The Association’s theory was the decision to employ surveillance was a product of “paranoia and distrust” arising out of bad labour relations. The Employer argued the bad labour relations in its favour, ultimately convincing Mr. Dorsey that protecting its information was one concern, but determining who it believed had accessed the information without authorization was an equally legitimate objective in the context. It’s a decision that turns on its facts, though there are some other notable findings. Namely, Mr. Dorsey found that:
- the installation of surveillance in this context was an “indirect collection” of personal information under British Columbia’s public sector privacy legislation (para 79);
- the standard for employing surveillance under public sector privacy legislation and a collective agreement ought to be the same (para 239);
- having a meeting with staff about the the terminations was a legitimate means of addressing rumors and speculation about the terminations and did not invite a further breach of privacy as alleged (para 93).

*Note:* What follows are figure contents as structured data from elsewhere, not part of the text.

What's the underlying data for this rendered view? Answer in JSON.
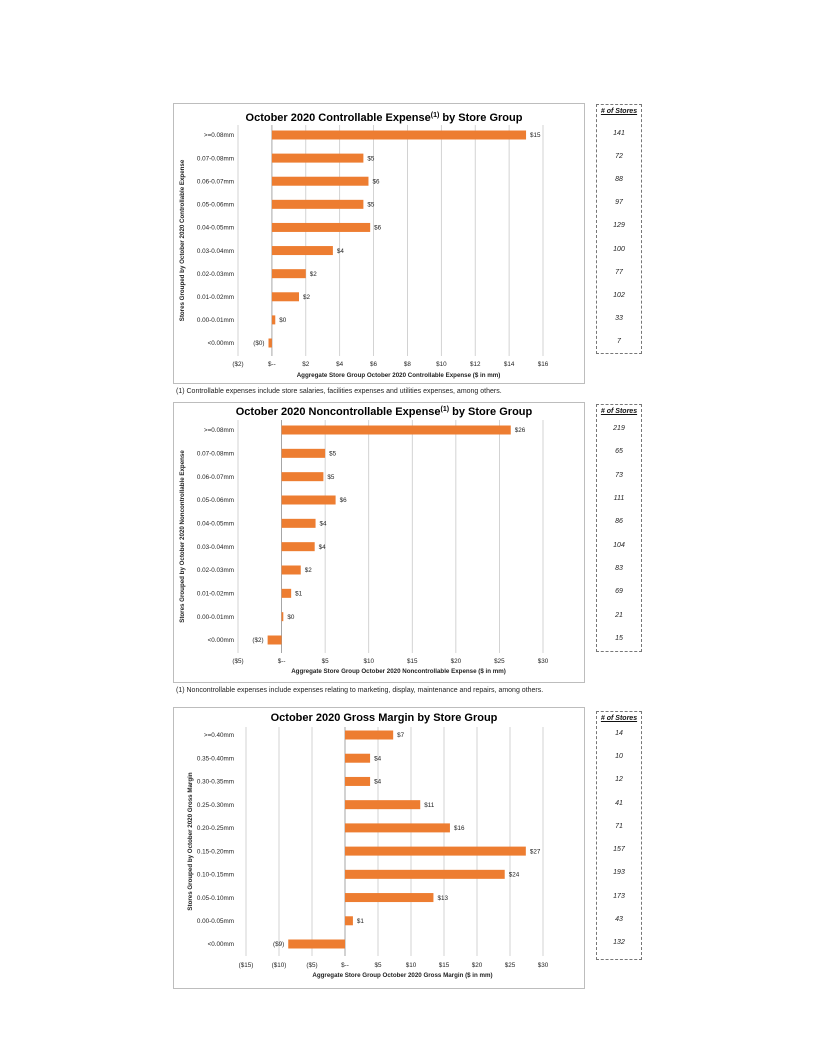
{
  "chart_data": [
    {
      "type": "bar",
      "orientation": "horizontal",
      "title_main": "October 2020 Controllable Expense",
      "title_sup": "(1)",
      "title_end": " by Store Group",
      "categories": [
        ">=0.08mm",
        "0.07-0.08mm",
        "0.06-0.07mm",
        "0.05-0.06mm",
        "0.04-0.05mm",
        "0.03-0.04mm",
        "0.02-0.03mm",
        "0.01-0.02mm",
        "0.00-0.01mm",
        "<0.00mm"
      ],
      "values": [
        15,
        5.4,
        5.7,
        5.4,
        5.8,
        3.6,
        2.0,
        1.6,
        0.2,
        -0.2
      ],
      "value_labels": [
        "$15",
        "$5",
        "$6",
        "$5",
        "$6",
        "$4",
        "$2",
        "$2",
        "$0",
        "($0)"
      ],
      "xlim": [
        -2,
        16
      ],
      "ticks": [
        -2,
        0,
        2,
        4,
        6,
        8,
        10,
        12,
        14,
        16
      ],
      "tick_labels": [
        "($2)",
        "$--",
        "$2",
        "$4",
        "$6",
        "$8",
        "$10",
        "$12",
        "$14",
        "$16"
      ],
      "xlabel": "Aggregate Store Group October 2020 Controllable Expense ($ in mm)",
      "ylabel": "Stores Grouped by October 2020 Controllable Expense",
      "bar_color": "#ED7D31",
      "grid": true,
      "footnote": "(1) Controllable expenses include store salaries, facilities expenses and utilities expenses, among others.",
      "stores_header": "# of Stores",
      "stores": [
        "141",
        "72",
        "88",
        "97",
        "129",
        "100",
        "77",
        "102",
        "33",
        "7"
      ]
    },
    {
      "type": "bar",
      "orientation": "horizontal",
      "title_main": "October 2020 Noncontrollable Expense",
      "title_sup": "(1)",
      "title_end": " by Store Group",
      "categories": [
        ">=0.08mm",
        "0.07-0.08mm",
        "0.06-0.07mm",
        "0.05-0.06mm",
        "0.04-0.05mm",
        "0.03-0.04mm",
        "0.02-0.03mm",
        "0.01-0.02mm",
        "0.00-0.01mm",
        "<0.00mm"
      ],
      "values": [
        26.3,
        5.0,
        4.8,
        6.2,
        3.9,
        3.8,
        2.2,
        1.1,
        0.2,
        -1.6
      ],
      "value_labels": [
        "$26",
        "$5",
        "$5",
        "$6",
        "$4",
        "$4",
        "$2",
        "$1",
        "$0",
        "($2)"
      ],
      "xlim": [
        -5,
        30
      ],
      "ticks": [
        -5,
        0,
        5,
        10,
        15,
        20,
        25,
        30
      ],
      "tick_labels": [
        "($5)",
        "$--",
        "$5",
        "$10",
        "$15",
        "$20",
        "$25",
        "$30"
      ],
      "xlabel": "Aggregate Store Group October 2020 Noncontrollable Expense ($ in mm)",
      "ylabel": "Stores Grouped by October 2020 Noncontrollable Expense",
      "bar_color": "#ED7D31",
      "grid": true,
      "footnote": "(1) Noncontrollable expenses include expenses relating to marketing, display, maintenance and repairs, among others.",
      "stores_header": "# of Stores",
      "stores": [
        "219",
        "65",
        "73",
        "111",
        "86",
        "104",
        "83",
        "69",
        "21",
        "15"
      ]
    },
    {
      "type": "bar",
      "orientation": "horizontal",
      "title_main": "October 2020 Gross Margin by Store Group",
      "title_sup": "",
      "title_end": "",
      "categories": [
        ">=0.40mm",
        "0.35-0.40mm",
        "0.30-0.35mm",
        "0.25-0.30mm",
        "0.20-0.25mm",
        "0.15-0.20mm",
        "0.10-0.15mm",
        "0.05-0.10mm",
        "0.00-0.05mm",
        "<0.00mm"
      ],
      "values": [
        7.3,
        3.8,
        3.8,
        11.4,
        15.9,
        27.4,
        24.2,
        13.4,
        1.2,
        -8.6
      ],
      "value_labels": [
        "$7",
        "$4",
        "$4",
        "$11",
        "$16",
        "$27",
        "$24",
        "$13",
        "$1",
        "($9)"
      ],
      "xlim": [
        -15,
        30
      ],
      "ticks": [
        -15,
        -10,
        -5,
        0,
        5,
        10,
        15,
        20,
        25,
        30
      ],
      "tick_labels": [
        "($15)",
        "($10)",
        "($5)",
        "$--",
        "$5",
        "$10",
        "$15",
        "$20",
        "$25",
        "$30"
      ],
      "xlabel": "Aggregate Store Group October 2020 Gross Margin ($ in mm)",
      "ylabel": "Stores Grouped by October 2020  Gross Margin",
      "bar_color": "#ED7D31",
      "grid": true,
      "footnote": "",
      "stores_header": "# of Stores",
      "stores": [
        "14",
        "10",
        "12",
        "41",
        "71",
        "157",
        "193",
        "173",
        "43",
        "132"
      ]
    }
  ]
}
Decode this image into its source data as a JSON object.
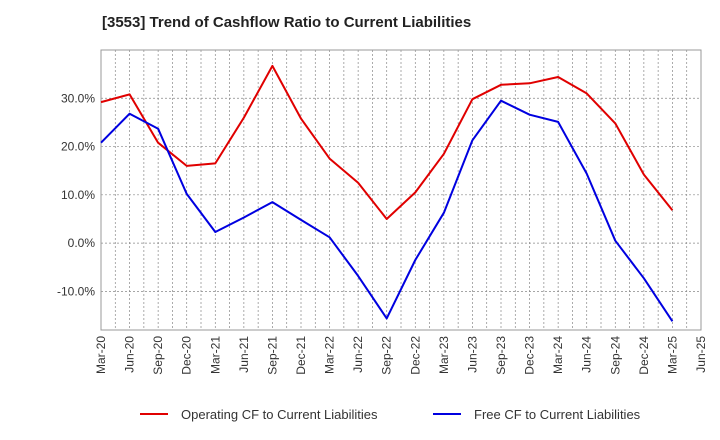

Arbitrator Dorsey does suggest, problematically in my view, that surveillance evidence ought to be excluded if collected via “an unjustified employer invasion of employees’ privacy rights.” Like many arbitrators, Arbitrator Dorsey frames the power to exclude evidence as discretionary but links the exclusion analysis to one factor above all others – justification. If the exclusion analysis is to be undertaken reasonably, it must encompass “all relevant factors,” including the impact of any exclusion decision on the administration of (administrative) justice and ongoing labour relations.